It may be a week after my landing at Toronto Pearson, but some finals thoughts on the experience are in order.
Our last week, in Kunshan, was great. I joined another teacher, Megan, in her classroom of 6-8 year-olds and boy did she have some characters. I learned their names on the first day and helped Megan do some activities such as Simon Says (“Jenny says…”), which they absolutely loved. These kids were very competitive, and unfortunately, there was some pouting going on if they didn’t make it to the end. I could really see the difference in SES background between the kids at this camp and those at the summer camps in Weifang. Apparently, Kunshan is one of the wealthiest cities in China (that nobody knows about).
Throughout the week Megan and I took turns teaching lessons, doing a morning review, and leading games and activities. We made 3D animal masks and paper airplanes (they had to write the places they’ve been and the places they want to go on their plane), had them draw themselves as whatever they wanted to be when they grew up, and had them use foam letters and shapes to create a picture of their favourite memory from summer camp.
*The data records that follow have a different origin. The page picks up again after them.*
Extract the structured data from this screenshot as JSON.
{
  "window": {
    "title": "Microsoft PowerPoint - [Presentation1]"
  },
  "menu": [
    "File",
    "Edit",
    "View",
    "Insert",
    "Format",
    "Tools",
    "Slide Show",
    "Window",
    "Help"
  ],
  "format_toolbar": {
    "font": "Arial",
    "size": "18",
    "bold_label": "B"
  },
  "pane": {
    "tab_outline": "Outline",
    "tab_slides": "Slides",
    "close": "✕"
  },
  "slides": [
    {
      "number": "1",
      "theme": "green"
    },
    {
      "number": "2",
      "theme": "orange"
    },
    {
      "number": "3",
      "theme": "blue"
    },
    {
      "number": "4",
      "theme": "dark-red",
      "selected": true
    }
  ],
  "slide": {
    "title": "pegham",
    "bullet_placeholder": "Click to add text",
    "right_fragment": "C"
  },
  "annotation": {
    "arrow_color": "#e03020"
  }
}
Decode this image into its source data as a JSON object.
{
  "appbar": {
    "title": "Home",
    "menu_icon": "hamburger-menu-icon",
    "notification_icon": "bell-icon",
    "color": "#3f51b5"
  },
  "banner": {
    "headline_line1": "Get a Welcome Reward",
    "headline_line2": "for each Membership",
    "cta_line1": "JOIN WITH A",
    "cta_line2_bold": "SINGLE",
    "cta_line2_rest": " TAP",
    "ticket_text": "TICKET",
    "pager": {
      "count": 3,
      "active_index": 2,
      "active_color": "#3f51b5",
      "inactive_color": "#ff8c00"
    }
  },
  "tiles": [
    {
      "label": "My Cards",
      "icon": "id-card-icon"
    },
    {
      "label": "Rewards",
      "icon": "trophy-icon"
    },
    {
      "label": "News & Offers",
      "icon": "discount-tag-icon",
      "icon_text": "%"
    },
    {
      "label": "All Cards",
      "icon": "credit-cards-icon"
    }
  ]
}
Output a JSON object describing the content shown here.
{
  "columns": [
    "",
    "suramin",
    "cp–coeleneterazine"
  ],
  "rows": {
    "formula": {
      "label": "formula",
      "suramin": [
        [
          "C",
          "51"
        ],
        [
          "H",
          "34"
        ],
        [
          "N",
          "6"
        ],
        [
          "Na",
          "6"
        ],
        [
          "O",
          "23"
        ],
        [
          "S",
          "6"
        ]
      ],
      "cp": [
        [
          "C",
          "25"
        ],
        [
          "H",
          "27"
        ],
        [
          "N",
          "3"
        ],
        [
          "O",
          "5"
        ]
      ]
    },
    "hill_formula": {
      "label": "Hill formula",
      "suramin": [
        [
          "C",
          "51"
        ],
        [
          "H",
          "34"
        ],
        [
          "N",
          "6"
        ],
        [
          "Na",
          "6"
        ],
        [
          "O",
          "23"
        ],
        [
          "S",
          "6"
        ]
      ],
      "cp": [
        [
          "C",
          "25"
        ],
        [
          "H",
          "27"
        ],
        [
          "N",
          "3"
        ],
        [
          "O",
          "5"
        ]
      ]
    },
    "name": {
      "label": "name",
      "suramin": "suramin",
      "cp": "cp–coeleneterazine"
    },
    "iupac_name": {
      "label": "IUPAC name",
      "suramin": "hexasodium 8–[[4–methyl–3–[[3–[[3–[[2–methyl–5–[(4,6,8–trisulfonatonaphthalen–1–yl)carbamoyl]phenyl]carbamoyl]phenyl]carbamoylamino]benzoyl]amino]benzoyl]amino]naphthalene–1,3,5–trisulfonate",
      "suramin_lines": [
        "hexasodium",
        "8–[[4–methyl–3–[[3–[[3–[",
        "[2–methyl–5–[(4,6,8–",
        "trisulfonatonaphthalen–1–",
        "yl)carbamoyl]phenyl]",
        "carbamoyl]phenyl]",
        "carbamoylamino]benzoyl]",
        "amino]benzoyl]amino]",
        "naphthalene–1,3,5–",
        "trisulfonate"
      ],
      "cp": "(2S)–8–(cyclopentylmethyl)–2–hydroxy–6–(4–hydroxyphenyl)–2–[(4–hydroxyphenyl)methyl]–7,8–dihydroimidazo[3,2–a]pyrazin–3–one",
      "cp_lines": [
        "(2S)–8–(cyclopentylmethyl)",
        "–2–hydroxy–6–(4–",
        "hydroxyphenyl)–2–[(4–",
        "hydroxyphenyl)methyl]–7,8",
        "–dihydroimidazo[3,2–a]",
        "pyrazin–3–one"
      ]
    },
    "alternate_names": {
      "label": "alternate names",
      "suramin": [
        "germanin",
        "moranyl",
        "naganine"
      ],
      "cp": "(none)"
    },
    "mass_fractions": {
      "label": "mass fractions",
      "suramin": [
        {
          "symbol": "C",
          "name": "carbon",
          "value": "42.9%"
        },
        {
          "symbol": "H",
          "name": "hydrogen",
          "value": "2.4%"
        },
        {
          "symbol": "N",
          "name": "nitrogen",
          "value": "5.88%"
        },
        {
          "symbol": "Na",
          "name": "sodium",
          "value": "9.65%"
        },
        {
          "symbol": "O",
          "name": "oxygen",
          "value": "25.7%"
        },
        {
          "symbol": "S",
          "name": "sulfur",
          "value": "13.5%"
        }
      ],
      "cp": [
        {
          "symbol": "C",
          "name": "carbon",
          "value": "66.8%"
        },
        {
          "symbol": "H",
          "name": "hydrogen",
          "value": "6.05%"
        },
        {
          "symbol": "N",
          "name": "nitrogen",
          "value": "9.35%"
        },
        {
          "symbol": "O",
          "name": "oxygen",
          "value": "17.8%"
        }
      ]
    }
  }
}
On the Wednesday night of that week, a group of us traveled by high-speed train to Shanghai because many of us were interested in checking out the “black market” that is located in the subway station. All of us ended up in the pearl market having jewellery made and bargaining for multiple items. We then walked through the rest of the market, which was like a maze because there were so many stores selling similar/the same items. I was able to get some Chinese characters written in the traditional calligraphy for my brothers (I had her write “brother”), while others were getting their friends’/partners’ names written as gifts. This evening outing was the last highlight of the trip.
Unfortunately, there was a group of probably 6 of us who ended up with a cold in the last couple days. This didn’t make for an enjoyable plane ride, but it doubled the joy I felt when we landed (I don’t know how explorers spent months at sea— they must have kissed the sand when they finally found land).
Overall, I had a wonderful three weeks in China. I’ve been asked by many whether I would return, and I’ve been replying that it would be circumstantial. The cities we traveled to in China resembled Toronto in my eyes, and I prefer a small town to the big city. For this reason, it was very nice to come home where the pace is slower, the streets are emptier, and the birds can be heard over the car horns. My biggest smiles on the trip were a result of the kids I taught, and that is something I will take away with me from this experience. The students were just so happy to learn English and be one of my students. I will never forget walking through the halls and hearing “Hello teacher!” from all the smiling children. While I was never with one group of kids long enough to formally assess them and see any true progress, I could see that they were absorbing some of what I taught, and at least having a lot of fun doing it. If anything, there are about 50 students who I had the pleasure of naming— maybe in 10 or 20 years they will come to Canada and, when asked what their English name is, provide the name they chose in my class. This was a once-in-a-lifetime experience that I will always cherish.